Trump’s defamation case against ABC News was related to statements made by “This Week” host George Stephanopoulos.

Trump sued ABC News earlier this year after Stephanopoulos claimed Trump was “found liable for rape” by a Manhattan jury in the E. Jean Carroll case.

In 2019, E. Jean Carroll alleged Donald Trump raped her in a Bergdorf Goodman dressing room in the 1990s.

Trump has denied the allegations and called E. Jean Carroll a “whack job” who’s “not my type.”

President Trump doesn’t even know who this woman is.

The jury found Trump ‘sexually abused’ E. Jean Carroll but they did not find he raped her.

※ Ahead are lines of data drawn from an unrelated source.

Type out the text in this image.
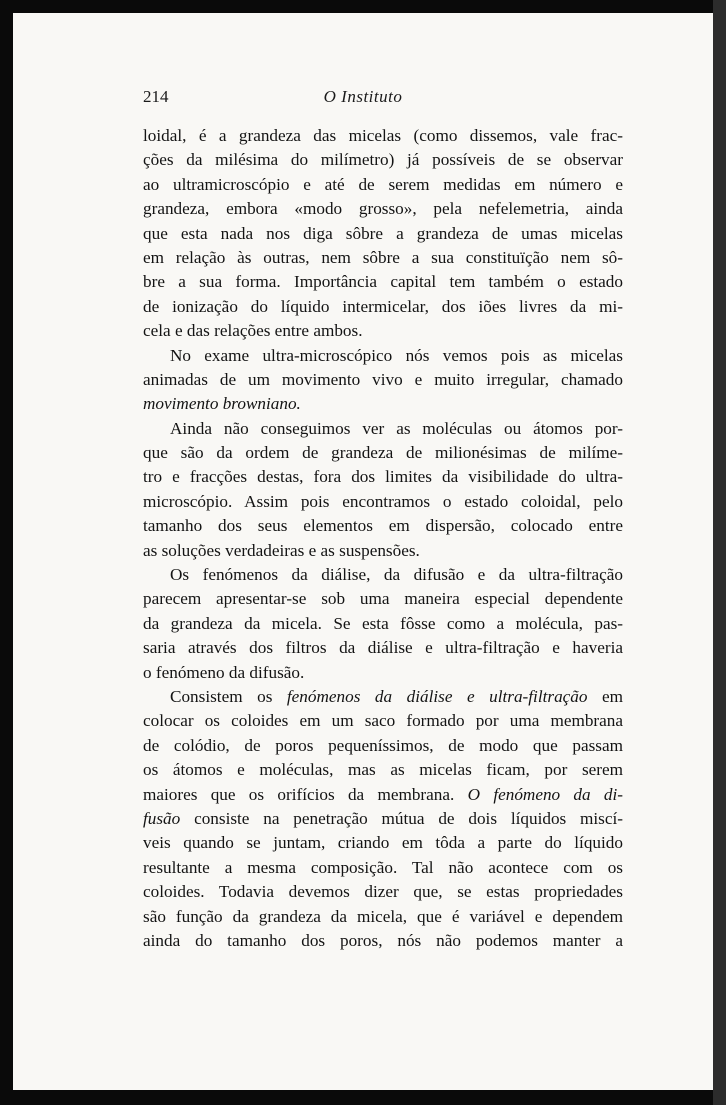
214	O Instituto
loidal, é a grandeza das micelas (como dissemos, vale frac-
ções da milésima do milímetro) já possíveis de se observar
ao ultramicroscópio e até de serem medidas em número e
grandeza, embora «modo grosso», pela nefelemetria, ainda
que esta nada nos diga sôbre a grandeza de umas micelas
em relação às outras, nem sôbre a sua constituïção nem sô-
bre a sua forma. Importância capital tem também o estado
de ionização do líquido intermicelar, dos iões livres da mi-
cela e das relações entre ambos.
No exame ultra-microscópico nós vemos pois as micelas
animadas de um movimento vivo e muito irregular, chamado
movimento browniano.
Ainda não conseguimos ver as moléculas ou átomos por-
que são da ordem de grandeza de milionésimas de milíme-
tro e fracções destas, fora dos limites da visibilidade do ultra-
microscópio. Assim pois encontramos o estado coloidal, pelo
tamanho dos seus elementos em dispersão, colocado entre
as soluções verdadeiras e as suspensões.
Os fenómenos da diálise, da difusão e da ultra-filtração
parecem apresentar-se sob uma maneira especial dependente
da grandeza da micela. Se esta fôsse como a molécula, pas-
saria através dos filtros da diálise e ultra-filtração e haveria
o fenómeno da difusão.
Consistem os fenómenos da diálise e ultra-filtração em
colocar os coloides em um saco formado por uma membrana
de colódio, de poros pequeníssimos, de modo que passam
os átomos e moléculas, mas as micelas ficam, por serem
maiores que os orifícios da membrana. O fenómeno da di-
fusão consiste na penetração mútua de dois líquidos miscí-
veis quando se juntam, criando em tôda a parte do líquido
resultante a mesma composição. Tal não acontece com os
coloides. Todavia devemos dizer que, se estas propriedades
são função da grandeza da micela, que é variável e dependem
ainda do tamanho dos poros, nós não podemos manter a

Stephanopoulos defamed Trump during an interview with Nancy Mace earlier this year:

Stephanopoulos may leave the network after being forced to apologize as part of the Trump defamation settlement.

Excerpt from Variety:

In a move that floored ABC News’ rank-and-file journalists inside the network and in the broader journalistic community, Disney CEO Bob Iger authorized a $15 million settlement and an additional $1 million to cover Trump’s legal fees as well as a quasi-apology on Dec. 13. According to sources, Stephanopoulos was blindsided, unaware that Disney would back down in such a public manner until a few hours before the news broke. (Disney and Stephanopoulos declined comment.)

As CEO, Iger had long been a champion of Stephanopoulos, despite the anchor’s wonkier tendencies as “GMA” has needed to lean more heavily on pop culture and celebrity for ratings. (The morning show averaged 2.69 million viewers last week, behind “Today’s” 2.83 million average.) When Stephanopoulos started to float the idea in 2020 that he might leave ABC as his four-year contract was about to expire, Iger directly helped steer the negotiations to keep him in the fold — giving the anchor a new lucrative deal that also allowed him to produce documentaries for Hulu such as “Pretty Baby.”

But with Stephanopoulos’ current deal up in early 2025, insiders at ABC aren’t sure if he will stay at the network given the recent turn of events. Sources say Stephanopoulos has been vocal about how unhappy he has been with the settlement and apology. For ABC, the economics of paying an anchor $18 million a year may not make sense as “GMA” isn’t the advertising cash cow it once was. (Hoda Kotb recently announced her departure as a full-time anchor on “Today” after NBC tried to slash her salary.)